All three of the zippers on my tent have now broken or gotten stuck. I definitely need a new tent. Dave got them going again and tightened them up, then I smeared them with Bag Balm to lubricate them because that was all I had. It's beginning to rain again but is still warm.

Thursday, July 25 -- I walked with Jonathan to the site this morning because I was doing dishes and missed the boat. We stayed off the mud as much as we could, but had to cross the flats where we saw tracks of sandhill cranes, caribou, and a bear. Today started out cool and sprinkly but quickly warmed up when the sun came out. It must have been close to 80° this afternoon. I found one complete phalanx 2 from digit II of a juvenile hadrosaur pes. The rest were just rib fragments and more ossified tendons. Jonathan found a second metatarsal, must be from a subadult because it's much bigger. Roland thinks there was a crèche of young which died while crossing a river and then were redeposited in a crevasse splay. The film crew left today. I really wish I got the Learning Channel so that I could see the episode of PaleoWorld for which they were filming; maybe I can find someone back home who gets it and would tape it for me. Back to camp and I took a shower at the sun shower and I feel so much better. After dinner it was so clear that we could see the Brooks Range, 150 miles to the south. As long as the weather holds, I'm having a great time. Apprehensive as I was about this trip, it's turning out that I was very well-prepared, and that makes all the difference in the world. The things that worried me most were insects and getting cold; but my bug suit keeps the mosquitoes off, we haven't encountered any black flies, the weather has been better than I expected, and I have plenty of warm, dry clothes. So none of my worries has come to pass, the people are wonderful, and the bones are plentiful; this has to be one of my best vacations ever.

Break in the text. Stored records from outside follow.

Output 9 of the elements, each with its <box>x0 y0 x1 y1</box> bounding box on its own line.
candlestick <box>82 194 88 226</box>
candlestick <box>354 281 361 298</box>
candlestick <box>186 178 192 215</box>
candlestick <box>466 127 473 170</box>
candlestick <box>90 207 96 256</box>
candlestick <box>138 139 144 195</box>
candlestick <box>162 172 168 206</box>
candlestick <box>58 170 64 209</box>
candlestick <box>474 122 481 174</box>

Friday, July 26 -- another day that started out cool and sprinkly, then warmed and cleared, but now that it's dinnertime it's raining again and blowing quite a bit. I hope my tent stands up to the wind. We excavated a few more centimeters into the bonebed today and are now coming to the layers with the big bones. It appears that there was some measure of stratification in that the biggest bones are at the bottom of the layer and are overlain by a fining-upward sequence resulting in mostly teeth, bone fragments, and ossified tendons near the top. I found two caudal centra and Ed and Judy each found a humerus, all from Edmontosaurus. Ed has adjusted well and I think he's having a good time now, at least when it cools off and the bugs abate. We may not be able to salvage Ed's humerus, because it's very punky and fractured from being in the active freeze-thaw layer, but the quarry data on location and dip will still be valuable information. Judy's humerus is in better shape, being located further into the hill, closer to the permafrost. We soaked it with vinac and left it to dry till tomorrow, although how much drying it can do under visqueen in the rain is debatable. The rock is wet with percolation as the permafrost thaws when our excavations bring it closer to the surface. At least our quarry pit isn't crosshatched with ice lenses like Gary's is, though we have some big fractures where they used to be. Jonathan recovered a nice astragalus today and Matt found two Albertosaurus teeth, one pristine and with a partial root. All the remains we are finding are from juvenile Edmontosaurus except for the shed carnivore teeth, possibly evidence of scavenging.